Residence: Spring Valley, WI Age: 17.11 yrs.
Enlisted/Enrolled: 8/25/63 Rank: Pvt.
Mustered In: 8/25/63
Mustered Out: 6/6/65
Highest Rank: Pvt.
ED. NOTE: The birth-to-death biographical profile which follows was requested by a relative of Civil War veteran Philo C. Olin. It was created without the benefit of pension and other documents housed in the National Archives located in Washington, D.C., so does not contain the details and depth of research enjoyed by other profiles found within this website.
Philo Carpenter Olin was born 9/20/45 in Sardinia, Erie County, New York. His parents were David (b. 1805 NY) and
Elathee/Eletheer "Ella" (nee Chegney b. 1810 RI or NY) Olin. The Olins were a farming family.

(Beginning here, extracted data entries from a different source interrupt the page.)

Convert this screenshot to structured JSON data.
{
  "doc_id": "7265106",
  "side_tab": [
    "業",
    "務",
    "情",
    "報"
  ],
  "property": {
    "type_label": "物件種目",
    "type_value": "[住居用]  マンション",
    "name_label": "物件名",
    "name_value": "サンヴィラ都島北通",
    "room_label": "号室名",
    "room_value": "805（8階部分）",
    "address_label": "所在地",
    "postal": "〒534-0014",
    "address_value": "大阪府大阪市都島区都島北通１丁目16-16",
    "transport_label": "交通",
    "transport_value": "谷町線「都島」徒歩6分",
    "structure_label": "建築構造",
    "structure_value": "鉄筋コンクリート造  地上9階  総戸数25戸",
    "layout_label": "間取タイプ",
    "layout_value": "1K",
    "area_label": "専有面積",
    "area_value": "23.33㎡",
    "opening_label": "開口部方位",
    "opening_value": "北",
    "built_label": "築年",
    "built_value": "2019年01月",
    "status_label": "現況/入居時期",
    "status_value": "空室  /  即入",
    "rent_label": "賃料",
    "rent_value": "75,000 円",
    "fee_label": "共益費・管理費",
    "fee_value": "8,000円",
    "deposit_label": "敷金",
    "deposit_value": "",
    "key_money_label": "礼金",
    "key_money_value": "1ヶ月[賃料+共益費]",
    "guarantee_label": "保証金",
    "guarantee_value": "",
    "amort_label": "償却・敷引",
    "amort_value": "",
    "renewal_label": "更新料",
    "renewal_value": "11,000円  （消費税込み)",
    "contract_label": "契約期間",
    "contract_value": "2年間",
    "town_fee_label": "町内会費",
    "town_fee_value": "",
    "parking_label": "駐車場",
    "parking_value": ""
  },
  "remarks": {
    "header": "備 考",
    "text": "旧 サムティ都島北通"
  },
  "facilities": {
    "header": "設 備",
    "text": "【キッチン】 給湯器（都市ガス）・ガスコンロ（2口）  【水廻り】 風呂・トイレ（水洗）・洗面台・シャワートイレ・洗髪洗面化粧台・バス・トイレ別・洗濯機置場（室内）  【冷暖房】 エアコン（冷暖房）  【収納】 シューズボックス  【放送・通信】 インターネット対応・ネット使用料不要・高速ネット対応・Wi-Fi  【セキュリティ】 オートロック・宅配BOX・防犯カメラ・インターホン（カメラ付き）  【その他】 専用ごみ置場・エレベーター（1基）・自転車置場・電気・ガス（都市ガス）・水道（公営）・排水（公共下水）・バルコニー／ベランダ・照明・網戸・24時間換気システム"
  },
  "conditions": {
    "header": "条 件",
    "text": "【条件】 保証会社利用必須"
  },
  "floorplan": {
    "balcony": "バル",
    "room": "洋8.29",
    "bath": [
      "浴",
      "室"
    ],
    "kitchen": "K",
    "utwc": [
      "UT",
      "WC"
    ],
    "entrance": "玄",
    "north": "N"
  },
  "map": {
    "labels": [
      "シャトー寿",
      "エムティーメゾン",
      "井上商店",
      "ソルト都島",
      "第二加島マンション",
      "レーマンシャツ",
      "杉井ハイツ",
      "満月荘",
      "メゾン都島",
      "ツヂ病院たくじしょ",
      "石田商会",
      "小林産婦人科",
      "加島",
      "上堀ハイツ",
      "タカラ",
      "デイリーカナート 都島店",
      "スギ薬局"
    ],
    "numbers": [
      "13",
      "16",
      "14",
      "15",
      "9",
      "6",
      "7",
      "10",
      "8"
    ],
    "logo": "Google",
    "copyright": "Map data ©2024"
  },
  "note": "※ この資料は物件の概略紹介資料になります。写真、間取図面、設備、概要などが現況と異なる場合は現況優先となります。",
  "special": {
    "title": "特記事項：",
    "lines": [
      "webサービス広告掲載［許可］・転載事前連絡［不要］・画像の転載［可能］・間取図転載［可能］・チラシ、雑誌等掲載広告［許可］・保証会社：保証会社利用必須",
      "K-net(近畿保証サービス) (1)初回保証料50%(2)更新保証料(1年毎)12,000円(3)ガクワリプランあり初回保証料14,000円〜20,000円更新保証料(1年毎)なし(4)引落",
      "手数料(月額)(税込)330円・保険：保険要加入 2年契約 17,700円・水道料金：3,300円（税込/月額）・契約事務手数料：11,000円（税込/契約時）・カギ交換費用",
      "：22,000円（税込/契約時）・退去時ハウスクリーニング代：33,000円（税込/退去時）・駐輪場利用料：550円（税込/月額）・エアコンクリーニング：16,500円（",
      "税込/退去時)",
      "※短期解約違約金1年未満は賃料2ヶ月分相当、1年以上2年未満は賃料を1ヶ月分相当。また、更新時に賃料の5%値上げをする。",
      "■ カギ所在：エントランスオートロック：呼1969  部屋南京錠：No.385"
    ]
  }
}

Available documents note ten Olin children of which Philo was the sixth. Siblings older than he were Anthony N. (b. 1832), Mathew (b. 1836 NY), Martha (b. 1837 NY), Lewis W. (b. 1839 NY), Carolina (b. 1840 NY) and Emelia (b. ca. 1843 NY). Those younger were Emma/Eunice (b. 1847 NY), Archibald Cheney (b. 1/50) and Unknown Daughter (b. 1858).
As noted by the birth states of Emma/Eunice and Archibald, at some point between 1847 and 1850 the Olin family
quitted New York in favor of Wisconsin. Their community of resettlement was Spring Valley located in Rock County.

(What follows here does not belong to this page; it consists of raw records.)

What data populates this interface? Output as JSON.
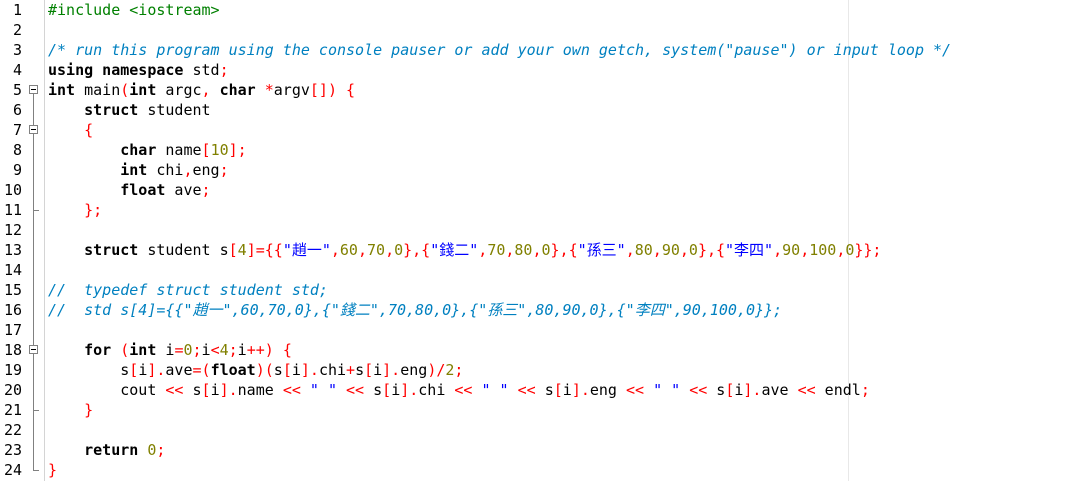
{
  "editor": {
    "line_numbers": [
      "1",
      "2",
      "3",
      "4",
      "5",
      "6",
      "7",
      "8",
      "9",
      "10",
      "11",
      "12",
      "13",
      "14",
      "15",
      "16",
      "17",
      "18",
      "19",
      "20",
      "21",
      "22",
      "23",
      "24"
    ],
    "lines": [
      [
        [
          "pp",
          "#include <iostream>"
        ]
      ],
      [],
      [
        [
          "cmt",
          "/* run this program using the console pauser or add your own getch, system(\"pause\") or input loop */"
        ]
      ],
      [
        [
          "kw",
          "using namespace"
        ],
        [
          "tx",
          " std"
        ],
        [
          "op",
          ";"
        ]
      ],
      [
        [
          "kw",
          "int"
        ],
        [
          "tx",
          " main"
        ],
        [
          "op",
          "("
        ],
        [
          "kw",
          "int"
        ],
        [
          "tx",
          " argc"
        ],
        [
          "op",
          ","
        ],
        [
          "tx",
          " "
        ],
        [
          "kw",
          "char"
        ],
        [
          "tx",
          " "
        ],
        [
          "op",
          "*"
        ],
        [
          "tx",
          "argv"
        ],
        [
          "op",
          "[])"
        ],
        [
          "tx",
          " "
        ],
        [
          "op",
          "{"
        ]
      ],
      [
        [
          "tx",
          "    "
        ],
        [
          "kw",
          "struct"
        ],
        [
          "tx",
          " student"
        ]
      ],
      [
        [
          "tx",
          "    "
        ],
        [
          "op",
          "{"
        ]
      ],
      [
        [
          "tx",
          "        "
        ],
        [
          "kw",
          "char"
        ],
        [
          "tx",
          " name"
        ],
        [
          "op",
          "["
        ],
        [
          "num",
          "10"
        ],
        [
          "op",
          "];"
        ]
      ],
      [
        [
          "tx",
          "        "
        ],
        [
          "kw",
          "int"
        ],
        [
          "tx",
          " chi"
        ],
        [
          "op",
          ","
        ],
        [
          "tx",
          "eng"
        ],
        [
          "op",
          ";"
        ]
      ],
      [
        [
          "tx",
          "        "
        ],
        [
          "kw",
          "float"
        ],
        [
          "tx",
          " ave"
        ],
        [
          "op",
          ";"
        ]
      ],
      [
        [
          "tx",
          "    "
        ],
        [
          "op",
          "};"
        ]
      ],
      [],
      [
        [
          "tx",
          "    "
        ],
        [
          "kw",
          "struct"
        ],
        [
          "tx",
          " student s"
        ],
        [
          "op",
          "["
        ],
        [
          "num",
          "4"
        ],
        [
          "op",
          "]={{"
        ],
        [
          "str",
          "\"趙一\""
        ],
        [
          "op",
          ","
        ],
        [
          "num",
          "60"
        ],
        [
          "op",
          ","
        ],
        [
          "num",
          "70"
        ],
        [
          "op",
          ","
        ],
        [
          "num",
          "0"
        ],
        [
          "op",
          "},{"
        ],
        [
          "str",
          "\"錢二\""
        ],
        [
          "op",
          ","
        ],
        [
          "num",
          "70"
        ],
        [
          "op",
          ","
        ],
        [
          "num",
          "80"
        ],
        [
          "op",
          ","
        ],
        [
          "num",
          "0"
        ],
        [
          "op",
          "},{"
        ],
        [
          "str",
          "\"孫三\""
        ],
        [
          "op",
          ","
        ],
        [
          "num",
          "80"
        ],
        [
          "op",
          ","
        ],
        [
          "num",
          "90"
        ],
        [
          "op",
          ","
        ],
        [
          "num",
          "0"
        ],
        [
          "op",
          "},{"
        ],
        [
          "str",
          "\"李四\""
        ],
        [
          "op",
          ","
        ],
        [
          "num",
          "90"
        ],
        [
          "op",
          ","
        ],
        [
          "num",
          "100"
        ],
        [
          "op",
          ","
        ],
        [
          "num",
          "0"
        ],
        [
          "op",
          "}};"
        ]
      ],
      [],
      [
        [
          "cmt",
          "//  typedef struct student std;"
        ]
      ],
      [
        [
          "cmt",
          "//  std s[4]={{\"趙一\",60,70,0},{\"錢二\",70,80,0},{\"孫三\",80,90,0},{\"李四\",90,100,0}};"
        ]
      ],
      [],
      [
        [
          "tx",
          "    "
        ],
        [
          "kw",
          "for"
        ],
        [
          "tx",
          " "
        ],
        [
          "op",
          "("
        ],
        [
          "kw",
          "int"
        ],
        [
          "tx",
          " i"
        ],
        [
          "op",
          "="
        ],
        [
          "num",
          "0"
        ],
        [
          "op",
          ";"
        ],
        [
          "tx",
          "i"
        ],
        [
          "op",
          "<"
        ],
        [
          "num",
          "4"
        ],
        [
          "op",
          ";"
        ],
        [
          "tx",
          "i"
        ],
        [
          "op",
          "++)"
        ],
        [
          "tx",
          " "
        ],
        [
          "op",
          "{"
        ]
      ],
      [
        [
          "tx",
          "        s"
        ],
        [
          "op",
          "["
        ],
        [
          "tx",
          "i"
        ],
        [
          "op",
          "]."
        ],
        [
          "tx",
          "ave"
        ],
        [
          "op",
          "=("
        ],
        [
          "kw",
          "float"
        ],
        [
          "op",
          ")("
        ],
        [
          "tx",
          "s"
        ],
        [
          "op",
          "["
        ],
        [
          "tx",
          "i"
        ],
        [
          "op",
          "]."
        ],
        [
          "tx",
          "chi"
        ],
        [
          "op",
          "+"
        ],
        [
          "tx",
          "s"
        ],
        [
          "op",
          "["
        ],
        [
          "tx",
          "i"
        ],
        [
          "op",
          "]."
        ],
        [
          "tx",
          "eng"
        ],
        [
          "op",
          ")/"
        ],
        [
          "num",
          "2"
        ],
        [
          "op",
          ";"
        ]
      ],
      [
        [
          "tx",
          "        cout "
        ],
        [
          "op",
          "<<"
        ],
        [
          "tx",
          " s"
        ],
        [
          "op",
          "["
        ],
        [
          "tx",
          "i"
        ],
        [
          "op",
          "]."
        ],
        [
          "tx",
          "name "
        ],
        [
          "op",
          "<<"
        ],
        [
          "tx",
          " "
        ],
        [
          "str",
          "\" \""
        ],
        [
          "tx",
          " "
        ],
        [
          "op",
          "<<"
        ],
        [
          "tx",
          " s"
        ],
        [
          "op",
          "["
        ],
        [
          "tx",
          "i"
        ],
        [
          "op",
          "]."
        ],
        [
          "tx",
          "chi "
        ],
        [
          "op",
          "<<"
        ],
        [
          "tx",
          " "
        ],
        [
          "str",
          "\" \""
        ],
        [
          "tx",
          " "
        ],
        [
          "op",
          "<<"
        ],
        [
          "tx",
          " s"
        ],
        [
          "op",
          "["
        ],
        [
          "tx",
          "i"
        ],
        [
          "op",
          "]."
        ],
        [
          "tx",
          "eng "
        ],
        [
          "op",
          "<<"
        ],
        [
          "tx",
          " "
        ],
        [
          "str",
          "\" \""
        ],
        [
          "tx",
          " "
        ],
        [
          "op",
          "<<"
        ],
        [
          "tx",
          " s"
        ],
        [
          "op",
          "["
        ],
        [
          "tx",
          "i"
        ],
        [
          "op",
          "]."
        ],
        [
          "tx",
          "ave "
        ],
        [
          "op",
          "<<"
        ],
        [
          "tx",
          " endl"
        ],
        [
          "op",
          ";"
        ]
      ],
      [
        [
          "tx",
          "    "
        ],
        [
          "op",
          "}"
        ]
      ],
      [],
      [
        [
          "tx",
          "    "
        ],
        [
          "kw",
          "return"
        ],
        [
          "tx",
          " "
        ],
        [
          "num",
          "0"
        ],
        [
          "op",
          ";"
        ]
      ],
      [
        [
          "op",
          "}"
        ]
      ]
    ]
  }
}
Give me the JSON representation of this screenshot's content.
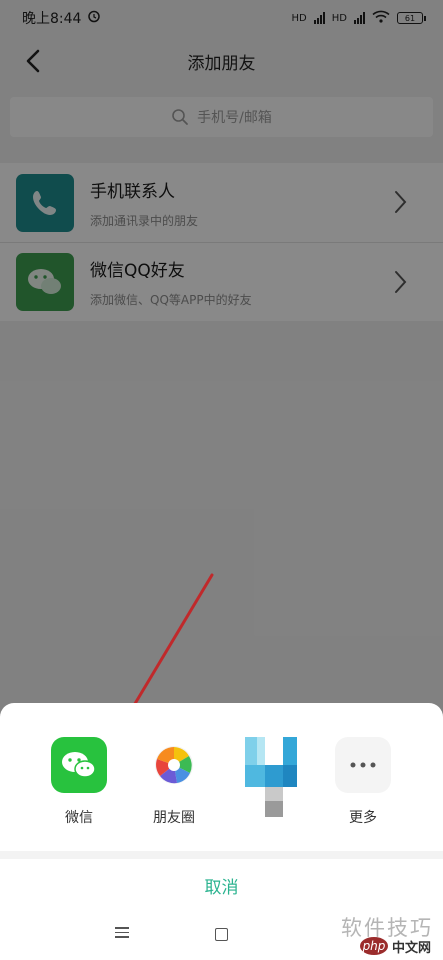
{
  "status_bar": {
    "time": "晚上8:44",
    "signal_1": "HD",
    "signal_2": "HD",
    "battery": "61"
  },
  "nav": {
    "title": "添加朋友"
  },
  "search": {
    "placeholder": "手机号/邮箱"
  },
  "list": {
    "items": [
      {
        "title": "手机联系人",
        "subtitle": "添加通讯录中的朋友",
        "icon": "phone-icon",
        "color": "#1e8a8c"
      },
      {
        "title": "微信QQ好友",
        "subtitle": "添加微信、QQ等APP中的好友",
        "icon": "wechat-icon",
        "color": "#3d9b4f"
      }
    ]
  },
  "share_sheet": {
    "items": [
      {
        "label": "微信",
        "icon": "wechat-icon"
      },
      {
        "label": "朋友圈",
        "icon": "moments-icon"
      },
      {
        "label": "",
        "icon": "pixelated-app-icon"
      },
      {
        "label": "更多",
        "icon": "more-icon"
      }
    ],
    "cancel_label": "取消"
  },
  "watermark": {
    "text": "软件技巧",
    "logo_php": "php",
    "logo_cn": "中文网"
  },
  "colors": {
    "accent": "#2ab38f",
    "arrow": "#c0292b"
  }
}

When on 8/25/63 Philo enlisted in the U.S. Army, he listed his place of residence as Spring Valley. Likely, then, he was still living on his parents farm.
Without having access to his military service records all we know about Private Olin's period of military service is that on 12/31/64 he was captured by the enemy at Painted Rock Bridge, AL. Further, no details are available pertaining to his capture, period of being a prisoner of war or when and how he was released.
War years behind him, it appears Philo returned to Wisconsin and married. His bride was Lucille “Lucy” Anna Atwood (b. 1845 PA). The Census for 1870 found he, his wife and son Charles (b. 1867 WI) residing in or near the Green County community of Brodhead. Philo's occupation at the time was noted as "laborer."
1880. A new decade, a new census. Philo, Lucy and family - Charles, Myrtle Marie (b.1871 WI), Franklin Archie (b. 1873 WI), Harvey (b. 1877 WI) and Wallace James (b. 1879 WI) - were still in Wisconsin, but then residing back in his old hometown of Spring Valley. Perhaps he had returned to the area to take over his parents’ farm....... During this period Philo and Lucy’s last child – Lillian Jessie/Jessie Lillian (b. 1886 WI) – joined the family.
Most of the census for 1890 was destroyed by fire. Luckily, however, there is a surviving entry that year for Philo. All it tells us, though, is that he - perhaps alone - was residing in Mitchell, Davison County, South Dakota. There is no information about family, employment or anything else.
Where the Olins were in 1900 is not documented. Where they were in 1905 is documented.
In 1905 Philo and Lucy were once again farming. This time they were in Lyon County, Minnesota. What had drawn them to that location and when is not known. Also in their home was married son Charles, his wife and three children.
On August 13, 1910 in Lynd, Lyon County, Minnesota Lucy died. No details are available pertaining to her passing. She was/is buried in the Lynd cemetery.
Later in 1910 Philo shows up in Pierpoint, Douglas County, Washington. Again, what drew him this far west is not known. His occupation was listed as "retired farmer." Except for a boarder, he was living alone.
Philo Carpenter Olin died February 11, 1919 in Coulee City, Grant County, Washington. At death he was aged 73.5 years. Burial was/is in the Highland Cemetery located in neighboring Douglas County.